The Unit Ama make music that explodes outward: dense but soothing metronomic pulses morph into a wild fracturing of the traditional rock trio, taking the possibilities of what can be done with guitar, bass, drums and vocals into the stratosphere. Whereas others have sought to push the limits of rock music by intense complication and trickery, The Unit Ama's approach is natural, human, shamanic even. This is not anthemic, easy listening, but something far more challenging and ultimately, rewarding.
Hailing from Ireland, France and England THE WHARVES sport startling duel vocals, courtesy of Gemma Fleet (bass) and Dearbhla Minogue (guitar), which hang gracefully over their minimal rock format.
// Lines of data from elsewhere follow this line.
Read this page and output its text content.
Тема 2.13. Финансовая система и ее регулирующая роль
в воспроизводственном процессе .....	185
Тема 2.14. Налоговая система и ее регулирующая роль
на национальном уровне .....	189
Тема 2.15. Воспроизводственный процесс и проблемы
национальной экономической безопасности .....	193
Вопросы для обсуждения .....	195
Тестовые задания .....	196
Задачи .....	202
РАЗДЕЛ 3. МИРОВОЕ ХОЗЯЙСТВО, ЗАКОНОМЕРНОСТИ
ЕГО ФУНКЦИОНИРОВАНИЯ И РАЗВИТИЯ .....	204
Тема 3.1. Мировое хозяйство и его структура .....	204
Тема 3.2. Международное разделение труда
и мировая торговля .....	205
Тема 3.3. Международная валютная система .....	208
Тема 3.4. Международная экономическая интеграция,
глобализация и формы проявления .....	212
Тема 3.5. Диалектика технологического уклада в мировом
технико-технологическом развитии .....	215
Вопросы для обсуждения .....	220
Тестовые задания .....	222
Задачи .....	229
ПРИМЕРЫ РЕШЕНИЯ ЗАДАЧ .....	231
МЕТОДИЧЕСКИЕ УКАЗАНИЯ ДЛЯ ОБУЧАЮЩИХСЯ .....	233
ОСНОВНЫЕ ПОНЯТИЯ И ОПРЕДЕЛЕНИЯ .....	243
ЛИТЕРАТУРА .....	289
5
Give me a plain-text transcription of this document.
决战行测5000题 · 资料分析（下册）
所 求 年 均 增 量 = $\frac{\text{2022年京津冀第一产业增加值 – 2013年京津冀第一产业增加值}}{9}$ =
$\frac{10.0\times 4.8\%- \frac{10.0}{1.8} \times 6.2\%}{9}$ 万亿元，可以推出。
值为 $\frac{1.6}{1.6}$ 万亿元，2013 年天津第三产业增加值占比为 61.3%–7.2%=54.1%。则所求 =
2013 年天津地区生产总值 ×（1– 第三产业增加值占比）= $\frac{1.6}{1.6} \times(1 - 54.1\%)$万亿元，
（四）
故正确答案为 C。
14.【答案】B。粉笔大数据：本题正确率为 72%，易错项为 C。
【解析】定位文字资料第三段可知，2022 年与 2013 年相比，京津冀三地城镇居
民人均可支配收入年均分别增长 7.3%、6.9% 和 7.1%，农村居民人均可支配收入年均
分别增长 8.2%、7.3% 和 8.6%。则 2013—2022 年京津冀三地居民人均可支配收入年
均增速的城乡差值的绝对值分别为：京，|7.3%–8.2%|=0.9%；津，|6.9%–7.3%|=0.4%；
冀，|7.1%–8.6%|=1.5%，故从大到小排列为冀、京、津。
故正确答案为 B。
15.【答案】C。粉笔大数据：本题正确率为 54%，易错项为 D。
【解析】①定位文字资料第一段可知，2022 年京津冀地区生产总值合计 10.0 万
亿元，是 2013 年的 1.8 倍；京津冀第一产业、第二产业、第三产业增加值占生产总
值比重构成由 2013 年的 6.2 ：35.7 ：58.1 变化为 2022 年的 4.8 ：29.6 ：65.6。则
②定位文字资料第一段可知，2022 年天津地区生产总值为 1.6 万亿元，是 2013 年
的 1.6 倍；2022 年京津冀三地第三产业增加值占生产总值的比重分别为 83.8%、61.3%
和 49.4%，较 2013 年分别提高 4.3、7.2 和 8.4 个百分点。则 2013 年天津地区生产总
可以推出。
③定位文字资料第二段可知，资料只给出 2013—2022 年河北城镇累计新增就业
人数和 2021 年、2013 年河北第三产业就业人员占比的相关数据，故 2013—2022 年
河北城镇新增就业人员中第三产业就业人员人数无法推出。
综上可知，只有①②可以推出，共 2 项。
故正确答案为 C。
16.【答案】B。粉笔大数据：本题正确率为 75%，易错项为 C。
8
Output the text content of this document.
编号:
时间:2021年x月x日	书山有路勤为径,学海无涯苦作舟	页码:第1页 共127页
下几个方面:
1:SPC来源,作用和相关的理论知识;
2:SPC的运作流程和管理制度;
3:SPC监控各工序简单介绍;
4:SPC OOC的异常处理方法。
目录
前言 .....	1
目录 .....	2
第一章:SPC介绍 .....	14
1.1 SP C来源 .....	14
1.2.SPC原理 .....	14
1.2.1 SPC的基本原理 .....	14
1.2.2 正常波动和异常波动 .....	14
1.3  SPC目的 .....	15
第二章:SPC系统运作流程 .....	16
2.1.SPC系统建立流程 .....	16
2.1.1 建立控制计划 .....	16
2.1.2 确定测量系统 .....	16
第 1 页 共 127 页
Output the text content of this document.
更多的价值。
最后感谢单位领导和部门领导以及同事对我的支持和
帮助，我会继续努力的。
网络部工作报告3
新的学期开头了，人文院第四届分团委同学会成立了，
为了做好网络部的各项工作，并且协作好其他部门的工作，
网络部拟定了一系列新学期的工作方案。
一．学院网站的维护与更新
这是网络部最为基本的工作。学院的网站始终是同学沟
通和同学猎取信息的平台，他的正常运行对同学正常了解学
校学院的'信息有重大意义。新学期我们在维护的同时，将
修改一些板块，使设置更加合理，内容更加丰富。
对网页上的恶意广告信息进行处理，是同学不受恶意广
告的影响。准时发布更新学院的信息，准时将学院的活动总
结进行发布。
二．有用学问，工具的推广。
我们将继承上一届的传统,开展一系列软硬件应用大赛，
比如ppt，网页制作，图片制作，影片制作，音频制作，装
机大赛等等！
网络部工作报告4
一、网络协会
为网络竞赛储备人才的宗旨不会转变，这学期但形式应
They invoke the reverberated spook of 60′s girl groups, the mid-fi guitar crunch of Kim Deal’s The Amps, the vocal flavours of The Roches and the narrative and structural panache of 70's progressive folk. Marion Andrau’s thunderous drumming drives through these compositions, ensuring the wealth of disparate influences remain focused and celebratory. In 2013 they released a split LP with The Rosy Crucifixion on Glasgow's Soft Power Recordings and release a full length LP in 2014 with Gringo.
Imagine buying a Captain Beefheart record, playing it at 45 instead of 33, recording that, and then playing that at double speed really fucking loud with lots of screaming over the top. They're a massively enjoyable experience all the more so for the obvious delight they take in their aural assault. Simon the singer manages to wipe out half the drum kit after the first bar and they only slow it down once in the set to play a song that sounds like Black Sabbath trying to play something by Conflict and giving up halfway through to go doom. Steve the drummer has been doing this for years (in Heresy) and keeps the beat feeling good even when playing faster than you can see!